4. Axios stories worthy of your time

The Instrument Deployment Camera, located on the robotic arm of NASA's InSight lander, took this picture of the Martian surface on Nov. 26. Photo: NASA/JPL-Caltech
Life expectancy: Spurred by a spike in suicide, overdose deaths and hunger, life expectancy in the U.S. has been declining for the past three years.
Global goals: The UN's goal of ending global hunger by 2030 is slipping out of reach due to conflict, climate change and other factors.
Mars lander: NASA's Mars InSight lander became the first spacecraft to successfully land on Mars since 2012 when it touched down on Nov. 27. It's mission: to drill deep into Mars' interior and explore how the planet formed.
5. What we're reading elsewhere
The insect apocalypse: Brooke Jarvis writes for the New York Times Magazine about the global decline in insects and what it might mean for human culture, natural systems and survival.
Open water: The Inuit are seeking more control over a vast opening in the sea ice between Greenland and Canada’s Ellesmere Island that typically forms each year, writes Julia Rosen for Hakai Magazine.
Moon landers: NASA is partnering with 9 companies to send small robotic landers to the moon, the agency announced today. The landers are "a first phase in a multiyear plan to put humans on the lunar surface again," reports Loren Grush for The Verge.
6. Something wondrous

A baby blue whale nursing captured off the South Coast of Sri Lanka in 2015. Photo: Patrick Dykstra/Barcroft Images/Barcroft Media via Getty Images
Blue whales are changing their tune, according to a new study published in the Journal of Geophysical Research: Oceans.

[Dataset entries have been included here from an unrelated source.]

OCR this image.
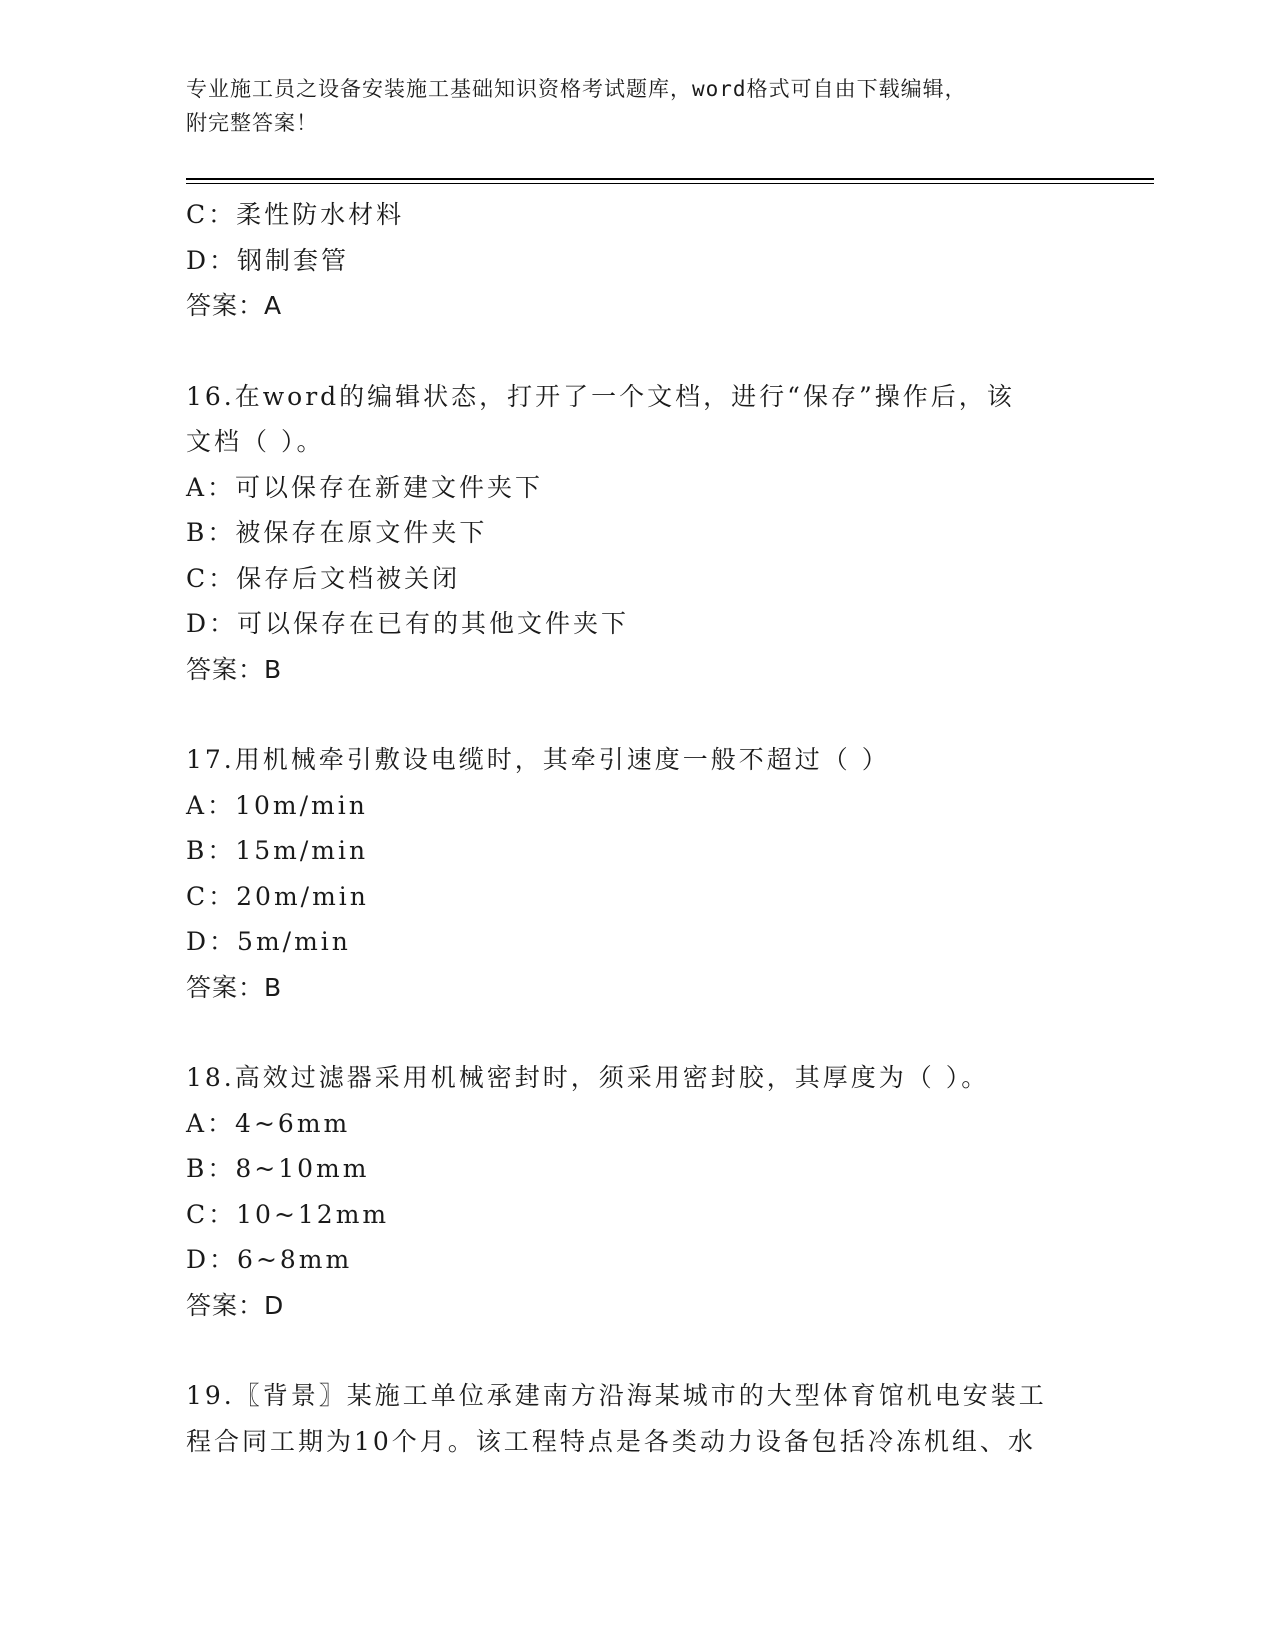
专业施工员之设备安装施工基础知识资格考试题库，word格式可自由下载编辑，
附完整答案！
C：柔性防水材料
D：钢制套管
答案：A
16.在word的编辑状态，打开了一个文档，进行“保存”操作后，该
文档（ ）。
A：可以保存在新建文件夹下
B：被保存在原文件夹下
C：保存后文档被关闭
D：可以保存在已有的其他文件夹下
答案：B
17.用机械牵引敷设电缆时，其牵引速度一般不超过（ ）
A：10m/min
B：15m/min
C：20m/min
D：5m/min
答案：B
18.高效过滤器采用机械密封时，须采用密封胶，其厚度为（ ）。
A：4~6mm
B：8~10mm
C：10~12mm
D：6~8mm
答案：D
19.〖背景〗某施工单位承建南方沿海某城市的大型体育馆机电安装工
程合同工期为10个月。该工程特点是各类动力设备包括冷冻机组、水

Why it matters: The global decline in the pitch of whale songs has been a mystery, with chief suspects being the increase in ocean noise from shipping, submarines and underwater resource exploration. The new study, however, suggests other factors may be behind the trend.
Details: The researchers found that a seasonal variation to Antarctic blue whales' pitch correlates with breaking sea ice in the southern Indian Ocean, suggesting that seasonally they're laboring to make their voices heard above the crackling and grinding sounds of breaking ice.
- Only male blue whales sing, and their hums can be about as loud as large ships.
- A single blue whale's sounds can travel for 600 miles underwater, enabling whales to communicate with one another across long distances.
What they did: The paper analyzed more than 1 million songs from three species of large baleen whales: fin, Antarctic blue and three acoustically distinct populations of pygmy blue whales.
- Six stationary underwater microphones recorded the calls over 6 years, from 2010 to 2015, in the southern Indian Ocean, an area spanning 3.5 million square miles.
- The study's authors analyzed the pitch of selected elements of each species’ song.
What they found: Between 2002 and 2015, the pitch of blue whales' calls had fallen by "about a whole tone or major second interval in Western music tradition," the press release states.
This trend is intriguing, but has not yet had major consequences.
- The fact that the pitch drop was observed in the southern Indian Ocean, where ship noise has decreased in recent years, suggests an uptick in global ocean noise is not the cause of the downward trend in whale pitches.
- Instead, increasing blue whale populations could be resulting in a natural shift in volume, since whales may not need to sing as loudly to reach another whale.
“They can decrease their call intensity to keep in touch, because there are more whales," Emmanuelle Leroy, lead author of the new study and a research fellow at the University of New South Wales in Australia, said in a press release. "These calls are long distance communication.”
Thanks so much for reading! See you next Thursday.